1½ lb beef tenderloin
2 tsp pre- chopped garlic
1 large green bell pepper
1 large green onion
2 tbsp peanut oil
2 tsp sesame oil
1 tbsp soy sauce
2 tsp sugar
1 tbsp cornstarch
1 tbsp hoisin sauce
1 tbsp hot bean paste
1 tbsp rice vinegar
1 tsp sugar
½ tsp salt
- Remove all of the fat from the meat. Then cut it into thin strips and place these strips in a container with a tight fitting lid to be marinated.
- Add the marinade in the following order. First, add the soy sauce and stir it in thoroughly. Then sprinkle in the sugar using your hand to make sure that it coats each piece of meat. Next add the cornstarch, again using your hand to make sure that it is evenly distributed. Cover and let the meat marinate at room temperature for 20 minutes.

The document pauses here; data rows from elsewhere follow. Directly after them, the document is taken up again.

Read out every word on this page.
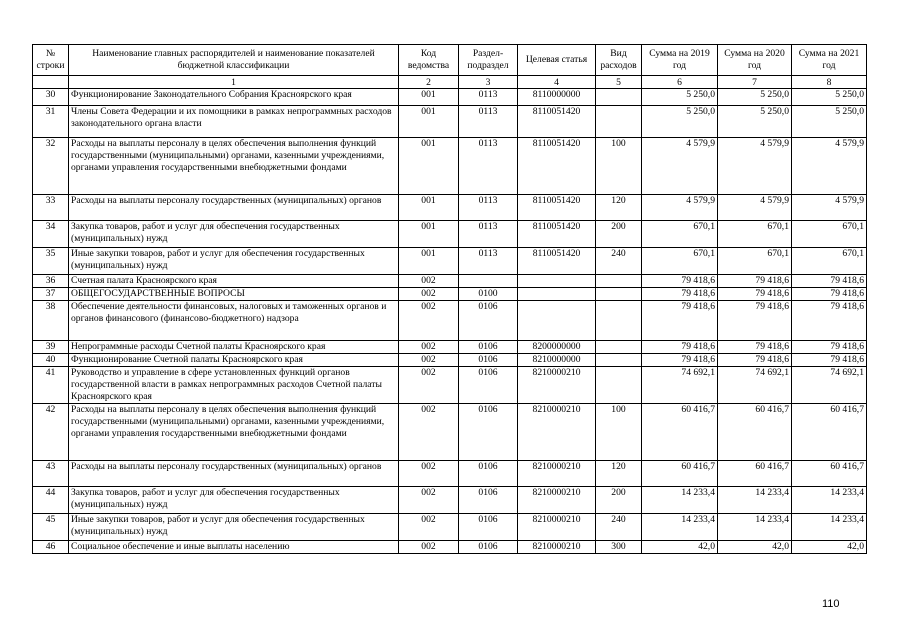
№ строки	Наименование главных распорядителей и наименование показателей бюджетной классификации	Код ведомства	Раздел-подраздел	Целевая статья	Вид расходов	Сумма на 2019 год	Сумма на 2020 год	Сумма на 2021 год
	1	2	3	4	5	6	7	8
30	Функционирование Законодательного Собрания Красноярского края	001	0113	8110000000		5 250,0	5 250,0	5 250,0
31	Члены Совета Федерации и их помощники в рамках непрограммных расходов законодательного органа власти	001	0113	8110051420		5 250,0	5 250,0	5 250,0
32	Расходы на выплаты персоналу в целях обеспечения выполнения функций государственными (муниципальными) органами, казенными учреждениями, органами управления государственными внебюджетными фондами	001	0113	8110051420	100	4 579,9	4 579,9	4 579,9
33	Расходы на выплаты персоналу государственных (муниципальных) органов	001	0113	8110051420	120	4 579,9	4 579,9	4 579,9
34	Закупка товаров, работ и услуг для обеспечения государственных (муниципальных) нужд	001	0113	8110051420	200	670,1	670,1	670,1
35	Иные закупки товаров, работ и услуг для обеспечения государственных (муниципальных) нужд	001	0113	8110051420	240	670,1	670,1	670,1
36	Счетная палата Красноярского края	002				79 418,6	79 418,6	79 418,6
37	ОБЩЕГОСУДАРСТВЕННЫЕ ВОПРОСЫ	002	0100			79 418,6	79 418,6	79 418,6
38	Обеспечение деятельности финансовых, налоговых и таможенных органов и органов финансового (финансово-бюджетного) надзора	002	0106			79 418,6	79 418,6	79 418,6
39	Непрограммные расходы Счетной палаты Красноярского края	002	0106	8200000000		79 418,6	79 418,6	79 418,6
40	Функционирование Счетной палаты Красноярского края	002	0106	8210000000		79 418,6	79 418,6	79 418,6
41	Руководство и управление в сфере установленных функций органов государственной власти в рамках непрограммных расходов Счетной палаты Красноярского края	002	0106	8210000210		74 692,1	74 692,1	74 692,1
42	Расходы на выплаты персоналу в целях обеспечения выполнения функций государственными (муниципальными) органами, казенными учреждениями, органами управления государственными внебюджетными фондами	002	0106	8210000210	100	60 416,7	60 416,7	60 416,7
43	Расходы на выплаты персоналу государственных (муниципальных) органов	002	0106	8210000210	120	60 416,7	60 416,7	60 416,7
44	Закупка товаров, работ и услуг для обеспечения государственных (муниципальных) нужд	002	0106	8210000210	200	14 233,4	14 233,4	14 233,4
45	Иные закупки товаров, работ и услуг для обеспечения государственных (муниципальных) нужд	002	0106	8210000210	240	14 233,4	14 233,4	14 233,4
46	Социальное обеспечение и иные выплаты населению	002	0106	8210000210	300	42,0	42,0	42,0
110
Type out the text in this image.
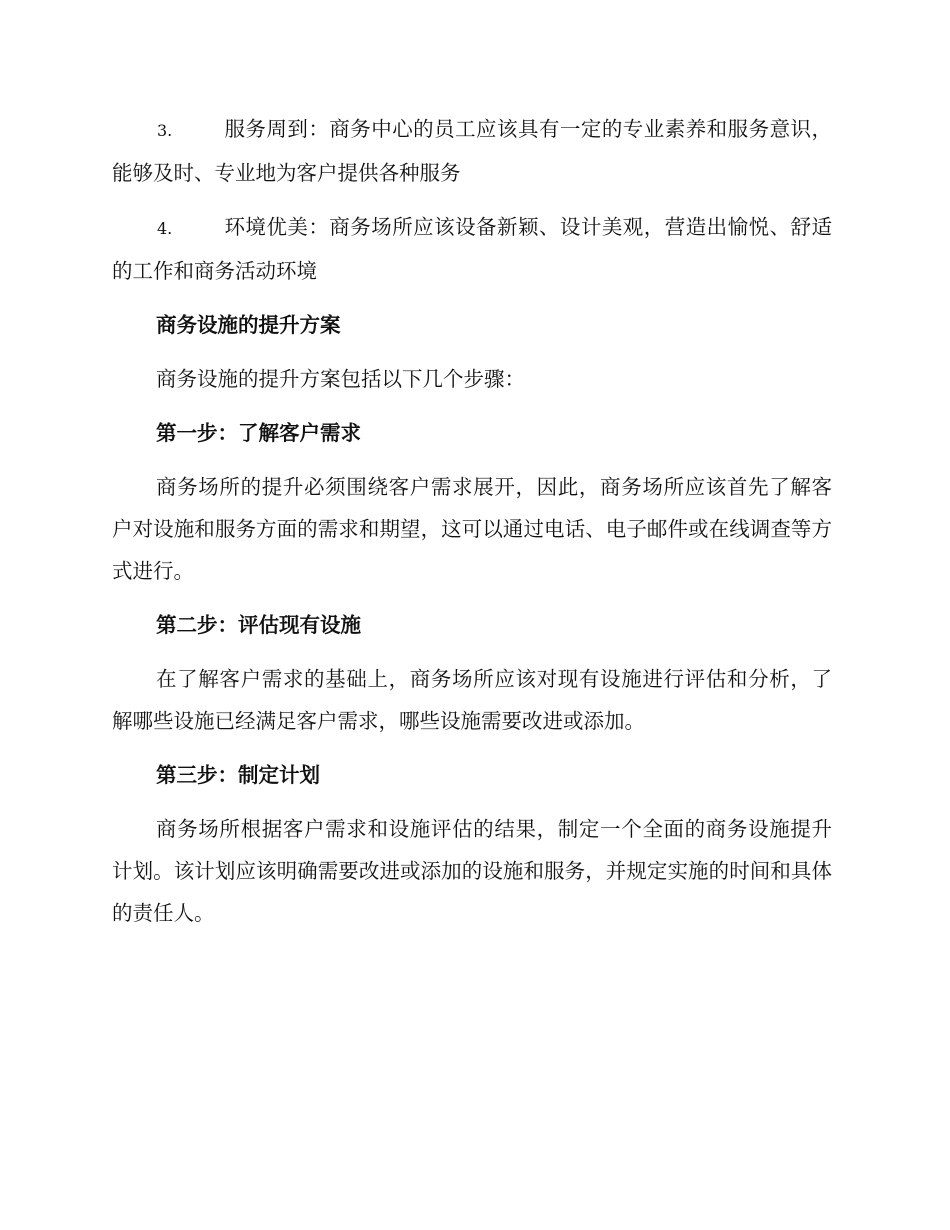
3.	服务周到：商务中心的员工应该具有一定的专业素养和服务意识，能够及时、专业地为客户提供各种服务

4.	环境优美：商务场所应该设备新颖、设计美观，营造出愉悦、舒适的工作和商务活动环境

商务设施的提升方案

商务设施的提升方案包括以下几个步骤：

第一步：了解客户需求

商务场所的提升必须围绕客户需求展开，因此，商务场所应该首先了解客户对设施和服务方面的需求和期望，这可以通过电话、电子邮件或在线调查等方式进行。

第二步：评估现有设施

在了解客户需求的基础上，商务场所应该对现有设施进行评估和分析，了解哪些设施已经满足客户需求，哪些设施需要改进或添加。

第三步：制定计划

商务场所根据客户需求和设施评估的结果，制定一个全面的商务设施提升计划。该计划应该明确需要改进或添加的设施和服务，并规定实施的时间和具体的责任人。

- While the meat marinates, prepare the other ingredients.
- Remove the stem from the green pepper. Cut it in half and remove the seeds and the inner white meat. Then rinse the pepper halves under cold water and dry them with pepper towels. Cut each half into very thin strips and set them aside.

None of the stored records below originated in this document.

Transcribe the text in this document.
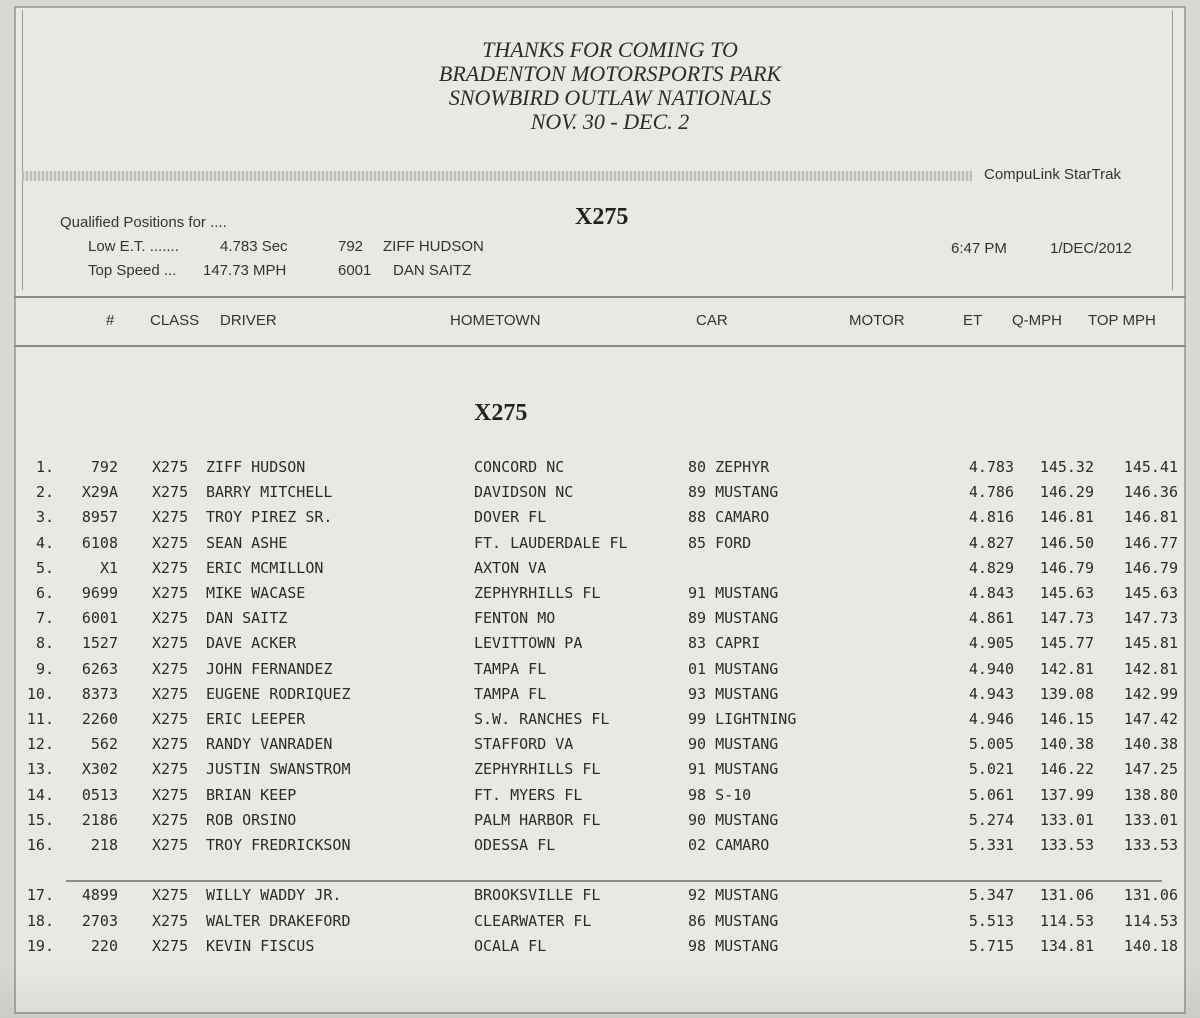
THANKS FOR COMING TO
BRADENTON MOTORSPORTS PARK
SNOWBIRD OUTLAW NATIONALS
NOV. 30 - DEC. 2
CompuLink StarTrak
Qualified Positions for ....	X275
Low E.T. .......	4.783 Sec	792 ZIFF HUDSON
Top Speed ... 147.73 MPH	6001 DAN SAITZ
6:47 PM	1/DEC/2012
# CLASS DRIVER	HOMETOWN	CAR	MOTOR	ET Q-MPH TOP MPH
X275
1.	792 X275 ZIFF HUDSON	CONCORD NC	80 ZEPHYR	4.783	145.32	145.41
2.	X29A X275 BARRY MITCHELL	DAVIDSON NC	89 MUSTANG	4.786	146.29	146.36
3.	8957 X275 TROY PIREZ SR.	DOVER FL	88 CAMARO	4.816	146.81	146.81
4.	6108 X275 SEAN ASHE	FT. LAUDERDALE FL	85 FORD	4.827	146.50	146.77
5.	X1 X275 ERIC MCMILLON	AXTON VA	4.829	146.79	146.79
6.	9699 X275 MIKE WACASE	ZEPHYRHILLS FL	91 MUSTANG	4.843	145.63	145.63
7.	6001 X275 DAN SAITZ	FENTON MO	89 MUSTANG	4.861	147.73	147.73
8.	1527 X275 DAVE ACKER	LEVITTOWN PA	83 CAPRI	4.905	145.77	145.81
9.	6263 X275 JOHN FERNANDEZ	TAMPA FL	01 MUSTANG	4.940	142.81	142.81
10.	8373 X275 EUGENE RODRIQUEZ	TAMPA FL	93 MUSTANG	4.943	139.08	142.99
11.	2260 X275 ERIC LEEPER	S.W. RANCHES FL	99 LIGHTNING	4.946	146.15	147.42
12.	562 X275 RANDY VANRADEN	STAFFORD VA	90 MUSTANG	5.005	140.38	140.38
13.	X302 X275 JUSTIN SWANSTROM	ZEPHYRHILLS FL	91 MUSTANG	5.021	146.22	147.25
14.	0513 X275 BRIAN KEEP	FT. MYERS FL	98 S-10	5.061	137.99	138.80
15.	2186 X275 ROB ORSINO	PALM HARBOR FL	90 MUSTANG	5.274	133.01	133.01
16.	218 X275 TROY FREDRICKSON	ODESSA FL	02 CAMARO	5.331	133.53	133.53
17.	4899 X275 WILLY WADDY JR.	BROOKSVILLE FL	92 MUSTANG	5.347	131.06	131.06
18.	2703 X275 WALTER DRAKEFORD	CLEARWATER FL	86 MUSTANG	5.513	114.53	114.53
19.	220 X275 KEVIN FISCUS	OCALA FL	98 MUSTANG	5.715	134.81	140.18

- Rinse the green onion under cold water and dry it with paper towels. Cut the base and about an inch from the top of the green stalk and discard. Then cut the remaining part of the stalk into tiny pieces and set them aside.
- In a cup, mix together all of the ingredients for the sauce and set this mixture aside.
- Once the beef has marinated heat a wok on high. Once hot, add one tablespoon of the peanut oil and let it get hot.
- When the oil is hot, add the beef and stir fry for just one to two minutes. The center of each piece should still be lightly pink.
- Once cooked, remove the meat from the wok, return the wok to the heat and add the remaining tablespoon of peanut oil.
- When the oil is hot, add the green pepper and stir fry for 3 minutes or until soft.
- Add the sauce mixture and beef and stir until heated. Stir in the green onions and remove the wok from the heat.
- Stir in the sesame oil and serve. This is great served over white steamed rice. Makes 2 large servings.